APELAÇÃO Nº 4432/22.5T8CBR.C1
Relator: HENRIQUE ANTUNES
Data do Acórdão: 09-01-2024
Tribunal: JUÍZO LOCAL CÍVEL DE COIMBRA DO TRIBUNAL JUDICIAL DA COMARCA DE COIMBRA
Legislação: ARTIGOS 238.º, N.ºS 1 E 2, 441.º E 442.º DO CÓDIGO CIVIL

 Sumário:

I – Por sinal – também conhecido por arras – entende-se o valor ou a coisa entregue, no âmbito de um contrato, por uma das partes à outra, de modo antecipado, como modo de definir as consequências jurídicas do não cumprimento do contrato ou para constituir um direito de arrependimento;
II – O termo sinal é, assim, susceptível de designar duas convenções acessórias diferentes: a convenção de sinal confirmatório, que dá ao credor o direito potestativo de adquirir, de integrar no seu património a coisa entregue ou o direito, meramente subjectivo, de exigir a restituição da coisa traditada, e tem por finalidade compelir o devedor ao cumprimento ou a determinar a indemnização devida, no caso de não cumprimento; a convenção de sinal penitencial que confere ao devedor o direito potestativo de substituir a prestação devida por uma prestação diversa da prometida, de substituir a pretensão devida pela coisa entregue – em singelo ou duplicado, conforme o caso.
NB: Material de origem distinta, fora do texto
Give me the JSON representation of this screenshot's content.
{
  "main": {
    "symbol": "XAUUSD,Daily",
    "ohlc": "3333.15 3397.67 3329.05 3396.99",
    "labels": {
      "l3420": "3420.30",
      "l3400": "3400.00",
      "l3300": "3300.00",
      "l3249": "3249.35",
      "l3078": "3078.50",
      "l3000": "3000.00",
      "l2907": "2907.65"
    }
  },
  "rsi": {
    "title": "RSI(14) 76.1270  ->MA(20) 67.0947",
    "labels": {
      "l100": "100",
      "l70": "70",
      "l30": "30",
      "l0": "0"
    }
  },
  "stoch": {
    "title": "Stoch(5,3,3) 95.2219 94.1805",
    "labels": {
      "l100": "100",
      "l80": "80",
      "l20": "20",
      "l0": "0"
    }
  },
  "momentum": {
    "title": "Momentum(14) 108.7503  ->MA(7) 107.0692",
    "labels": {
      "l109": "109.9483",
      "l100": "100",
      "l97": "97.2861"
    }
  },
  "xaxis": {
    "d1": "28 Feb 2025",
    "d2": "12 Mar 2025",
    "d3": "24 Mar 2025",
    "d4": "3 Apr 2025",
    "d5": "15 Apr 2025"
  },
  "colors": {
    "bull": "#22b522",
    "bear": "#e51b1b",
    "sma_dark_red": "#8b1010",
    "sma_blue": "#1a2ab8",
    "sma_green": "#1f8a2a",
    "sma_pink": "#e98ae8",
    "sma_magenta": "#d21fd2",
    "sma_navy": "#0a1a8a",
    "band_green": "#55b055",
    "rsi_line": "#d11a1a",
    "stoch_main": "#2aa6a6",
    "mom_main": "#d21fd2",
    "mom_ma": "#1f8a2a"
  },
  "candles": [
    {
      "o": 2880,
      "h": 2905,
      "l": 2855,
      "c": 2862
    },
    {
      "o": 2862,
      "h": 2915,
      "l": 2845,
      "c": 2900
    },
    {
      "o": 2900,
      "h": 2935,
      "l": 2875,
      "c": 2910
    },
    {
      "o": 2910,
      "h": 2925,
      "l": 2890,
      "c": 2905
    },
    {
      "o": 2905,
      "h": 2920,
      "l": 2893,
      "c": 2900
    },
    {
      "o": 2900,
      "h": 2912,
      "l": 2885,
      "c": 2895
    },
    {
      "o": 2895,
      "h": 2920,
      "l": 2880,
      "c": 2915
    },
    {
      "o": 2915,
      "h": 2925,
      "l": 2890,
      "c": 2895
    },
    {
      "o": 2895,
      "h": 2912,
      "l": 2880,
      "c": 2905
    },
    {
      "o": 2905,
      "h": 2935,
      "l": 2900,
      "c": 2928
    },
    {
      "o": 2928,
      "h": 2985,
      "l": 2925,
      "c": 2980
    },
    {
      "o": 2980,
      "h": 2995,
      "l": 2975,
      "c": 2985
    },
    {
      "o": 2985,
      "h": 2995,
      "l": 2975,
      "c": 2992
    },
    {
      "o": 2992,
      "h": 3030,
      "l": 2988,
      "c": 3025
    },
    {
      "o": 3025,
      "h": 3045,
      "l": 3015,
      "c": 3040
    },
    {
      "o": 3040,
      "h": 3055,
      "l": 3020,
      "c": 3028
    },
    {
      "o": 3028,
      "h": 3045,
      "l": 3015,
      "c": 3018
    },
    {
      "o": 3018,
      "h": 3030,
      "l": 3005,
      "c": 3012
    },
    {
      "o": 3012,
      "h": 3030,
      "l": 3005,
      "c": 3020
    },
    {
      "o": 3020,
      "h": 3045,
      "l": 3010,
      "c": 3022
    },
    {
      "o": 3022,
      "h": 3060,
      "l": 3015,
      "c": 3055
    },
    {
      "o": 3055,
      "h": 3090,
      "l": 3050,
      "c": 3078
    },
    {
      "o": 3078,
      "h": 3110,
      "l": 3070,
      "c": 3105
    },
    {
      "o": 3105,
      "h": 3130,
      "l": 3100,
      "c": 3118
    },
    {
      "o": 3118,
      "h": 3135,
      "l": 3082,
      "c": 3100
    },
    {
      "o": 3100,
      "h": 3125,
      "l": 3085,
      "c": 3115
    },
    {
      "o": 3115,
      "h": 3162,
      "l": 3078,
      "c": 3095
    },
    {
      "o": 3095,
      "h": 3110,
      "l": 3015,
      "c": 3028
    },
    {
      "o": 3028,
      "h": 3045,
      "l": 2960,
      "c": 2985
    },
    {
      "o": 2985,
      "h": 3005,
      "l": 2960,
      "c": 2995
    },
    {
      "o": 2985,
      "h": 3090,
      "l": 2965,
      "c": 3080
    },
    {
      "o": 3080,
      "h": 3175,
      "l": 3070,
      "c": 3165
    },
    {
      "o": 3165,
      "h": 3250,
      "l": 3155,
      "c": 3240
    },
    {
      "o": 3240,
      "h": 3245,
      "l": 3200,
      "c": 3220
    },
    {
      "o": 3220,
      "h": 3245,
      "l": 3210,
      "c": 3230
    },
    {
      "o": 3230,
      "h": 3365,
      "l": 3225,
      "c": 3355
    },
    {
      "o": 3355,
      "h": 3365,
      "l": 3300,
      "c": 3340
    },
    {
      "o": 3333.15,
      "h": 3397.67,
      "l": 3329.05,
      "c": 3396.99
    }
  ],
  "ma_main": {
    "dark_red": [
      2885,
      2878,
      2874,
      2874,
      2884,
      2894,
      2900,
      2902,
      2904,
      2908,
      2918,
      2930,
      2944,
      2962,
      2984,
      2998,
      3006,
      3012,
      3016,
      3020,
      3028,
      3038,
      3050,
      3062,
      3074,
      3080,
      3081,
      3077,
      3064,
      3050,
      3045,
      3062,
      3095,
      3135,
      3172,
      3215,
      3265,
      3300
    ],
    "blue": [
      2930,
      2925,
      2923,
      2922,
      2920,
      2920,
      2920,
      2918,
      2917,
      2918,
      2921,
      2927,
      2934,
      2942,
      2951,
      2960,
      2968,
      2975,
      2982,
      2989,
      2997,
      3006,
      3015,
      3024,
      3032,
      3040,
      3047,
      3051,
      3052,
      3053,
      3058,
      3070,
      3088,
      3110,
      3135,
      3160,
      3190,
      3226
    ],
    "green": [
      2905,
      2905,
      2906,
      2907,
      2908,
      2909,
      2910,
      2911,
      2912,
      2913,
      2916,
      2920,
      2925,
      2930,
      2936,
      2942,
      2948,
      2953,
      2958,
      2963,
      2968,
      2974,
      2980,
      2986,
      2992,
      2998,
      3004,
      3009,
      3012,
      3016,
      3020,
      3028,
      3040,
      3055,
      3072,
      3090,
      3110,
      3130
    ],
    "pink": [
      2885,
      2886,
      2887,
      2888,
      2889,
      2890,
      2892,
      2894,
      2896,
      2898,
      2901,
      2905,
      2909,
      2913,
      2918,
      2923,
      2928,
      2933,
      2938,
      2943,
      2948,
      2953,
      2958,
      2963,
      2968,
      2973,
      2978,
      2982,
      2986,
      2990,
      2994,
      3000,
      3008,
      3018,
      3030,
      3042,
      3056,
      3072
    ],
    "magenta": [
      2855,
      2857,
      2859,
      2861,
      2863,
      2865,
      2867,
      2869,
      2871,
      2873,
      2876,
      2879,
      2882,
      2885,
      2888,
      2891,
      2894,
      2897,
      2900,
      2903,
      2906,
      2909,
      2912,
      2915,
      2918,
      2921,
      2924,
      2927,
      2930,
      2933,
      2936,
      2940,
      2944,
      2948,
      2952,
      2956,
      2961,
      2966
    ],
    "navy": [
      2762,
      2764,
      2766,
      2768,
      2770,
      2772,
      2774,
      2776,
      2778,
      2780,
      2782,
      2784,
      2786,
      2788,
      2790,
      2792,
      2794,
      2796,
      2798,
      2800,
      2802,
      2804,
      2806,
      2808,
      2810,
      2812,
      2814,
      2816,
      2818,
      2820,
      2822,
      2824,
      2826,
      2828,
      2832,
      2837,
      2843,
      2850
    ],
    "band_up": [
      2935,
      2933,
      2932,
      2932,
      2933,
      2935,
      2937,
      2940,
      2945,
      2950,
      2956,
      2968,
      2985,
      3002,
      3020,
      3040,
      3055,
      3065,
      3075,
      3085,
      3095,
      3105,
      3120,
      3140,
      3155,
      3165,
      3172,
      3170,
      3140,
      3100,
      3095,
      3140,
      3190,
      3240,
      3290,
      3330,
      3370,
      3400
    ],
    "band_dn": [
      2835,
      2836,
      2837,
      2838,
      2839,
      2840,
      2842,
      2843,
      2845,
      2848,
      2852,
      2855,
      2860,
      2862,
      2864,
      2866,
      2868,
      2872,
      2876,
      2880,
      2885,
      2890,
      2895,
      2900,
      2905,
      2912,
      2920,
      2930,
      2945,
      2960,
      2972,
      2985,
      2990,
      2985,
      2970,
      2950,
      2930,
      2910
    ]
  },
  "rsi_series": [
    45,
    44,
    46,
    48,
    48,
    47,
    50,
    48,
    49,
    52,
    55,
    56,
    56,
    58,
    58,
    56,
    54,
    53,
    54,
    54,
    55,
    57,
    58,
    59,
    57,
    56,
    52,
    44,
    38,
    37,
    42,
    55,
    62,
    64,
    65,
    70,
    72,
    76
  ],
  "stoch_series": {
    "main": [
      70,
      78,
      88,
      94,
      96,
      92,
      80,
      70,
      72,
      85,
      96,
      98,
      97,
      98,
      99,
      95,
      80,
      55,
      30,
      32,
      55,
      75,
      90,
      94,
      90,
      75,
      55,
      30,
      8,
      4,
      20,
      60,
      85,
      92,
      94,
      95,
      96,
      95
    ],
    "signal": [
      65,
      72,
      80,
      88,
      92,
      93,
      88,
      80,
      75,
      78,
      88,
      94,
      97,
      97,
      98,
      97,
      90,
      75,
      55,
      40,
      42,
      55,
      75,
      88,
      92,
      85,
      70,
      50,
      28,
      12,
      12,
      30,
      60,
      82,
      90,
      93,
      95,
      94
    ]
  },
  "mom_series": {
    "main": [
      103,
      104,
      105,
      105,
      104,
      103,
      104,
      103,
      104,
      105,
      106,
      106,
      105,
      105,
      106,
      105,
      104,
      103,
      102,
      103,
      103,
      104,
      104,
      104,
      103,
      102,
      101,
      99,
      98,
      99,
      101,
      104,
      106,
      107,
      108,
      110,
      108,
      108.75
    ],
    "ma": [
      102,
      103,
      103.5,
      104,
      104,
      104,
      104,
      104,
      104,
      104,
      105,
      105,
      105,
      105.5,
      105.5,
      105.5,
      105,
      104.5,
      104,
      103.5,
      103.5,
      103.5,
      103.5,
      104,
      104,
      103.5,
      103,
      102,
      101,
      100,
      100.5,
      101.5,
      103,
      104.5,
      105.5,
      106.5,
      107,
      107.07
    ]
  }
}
III – No sinal confirmatório ou confirmatório-penal pode ainda fazer-se o distinguo entre dois tipos de convenções com funções marcadas pela heterogeneidade: o sinal confirmatório com uma função compulsória ou compulsória-sancionatória; o sinal confirmatório com uma função estritamente indemnizatória: a primeira pode consistir numa sanção que se soma ao cumprimento ou que acresce à indeminização ou pode substituir o cumprimento ou a indemnização; o sinal com uma finalidade exclusivamente indemnizatória limita-se a substituir a indemnização do dano que decorre do não cumprimento;
IV – A cláusula penal é uma simples promessa a cumprir no futuro, sendo meramente consensual, ao contrário do sinal que, para se constituir, exige um acto material de entrega;
V – A determinação do interesse que concretamente se quis tutelar com a estipulação da pena de modo a saber-se qual é a ilicitude que cobre não é suficiente para que a pena se torne exigível: é ainda indispensável que o devedor tenha agido com culpa, tanto no caso de se estar perante uma simples fixação da indemnização como no caso de a pena ter sido estipulada com finalidade coercitiva;
VI – Nos negócios formais, vale, como regra especial de interpretação, a de que a declaração não pode valer com um sentido que não tenha um mínimo de correspondência no texto do respectivo documento, ainda que imperfeitamente expresso, embora esse sentido possa valer, se corresponder à vontade real das partes e as razões determinantes da forma do negócio se não opuserem a essa validade;
VII – As regras interpretativas gerais só intervêm no âmbito da interpretação dos negócios formais se se apurar uma intenção significativa comum e se esta for compatível com algum dos significados admissíveis do texto do documento.